Aging
Widowhood, Immunosenescence, and Mortality in Older American: Evidence from the Health and Retirement Study Youngjoon Bae* Youngjoon Bae Yuan Zhang Jaydon Jun Yu Chin Grace A. Noppert Rebecca Stebbins Daniel W. Belsky Allison E. Aiello
Widowhood is linked to an increased risk of mortality, particularly among men. Studies examining biomarkers related to the loss of a loved one have identified changes in the immune system as a potential mechanism behind this risk. However, most research has focused on general indicators of inflammation. Another immune pathway related to the stress of widowhood is immunosenescence, which refers to the gradual decline of the immune system associated with aging.

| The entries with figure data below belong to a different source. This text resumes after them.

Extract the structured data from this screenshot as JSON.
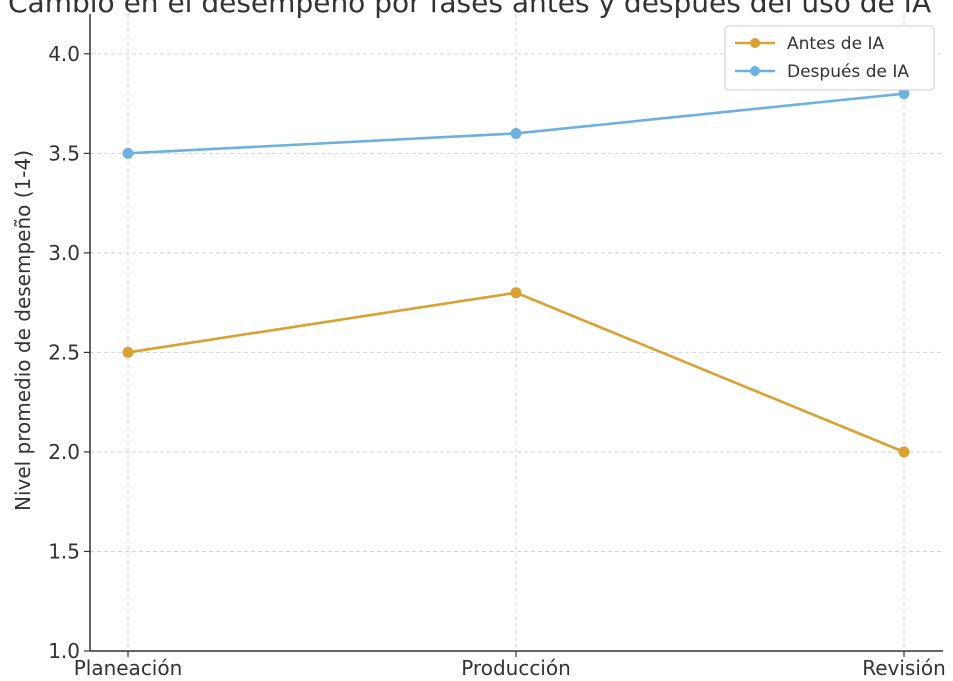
{
  "chart_data": {
    "type": "line",
    "title": "Cambio en el desempeño por fases antes y después del uso de IA",
    "xlabel": "",
    "ylabel": "Nivel promedio de desempeño (1-4)",
    "categories": [
      "Planeación",
      "Producción",
      "Revisión"
    ],
    "ylim": [
      1.0,
      4.2
    ],
    "yticks": [
      "1.0",
      "1.5",
      "2.0",
      "2.5",
      "3.0",
      "3.5",
      "4.0"
    ],
    "grid": true,
    "legend_position": "top-right",
    "series": [
      {
        "name": "Antes de IA",
        "values": [
          2.5,
          2.8,
          2.0
        ],
        "color": "#DAA032"
      },
      {
        "name": "Después de IA",
        "values": [
          3.5,
          3.6,
          3.8
        ],
        "color": "#6CB1E0"
      }
    ]
  }
}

We analyzed data derived from flow cytometry analysis of blood samples from 8,136 US adults aged 50 and older, participants in the Health and Retirement Study (HRS). We first explored the associations between widowhood and measures of immunosenescence through linear regression models. Specifically, Immunosenescence was assessed using three log-transformed T-cell aging markers, including the CD4+:CD8+ T-cell ratio, EMRA CD4+: Naïve CD4+ Ratio, and EMRA CD8+: Naïve CD8+ Ratio. Next, we examined whether widowhood was linked to increased mortality rates by employing Cox proportional hazard models, taking immunosenescence into account. In both analyses, we adjusted for age, race, ethnicity, education, depression, and recent spousal loss (<= 5 years).
We observed that widowhood was associated with significantly higher levels of T-cell aging markers in men but not women, in fully adjusted models (see Figure 1 for details). The survival analysis results indicated that elevated levels of T-cell aging markers were risk factors for mortality in both men and women—however, the small impact of these T-cell markers on the relationship between widowhood and mortality was found only in men. These findings suggest that widowers have a more aged immune profile than married men, and the relationship between widowhood and mortality among men may be partially explained by immunosenescence. Men may be at greater risk for poor health outcomes and mortality upon widowhood suggesting the need for early intervention and prevention.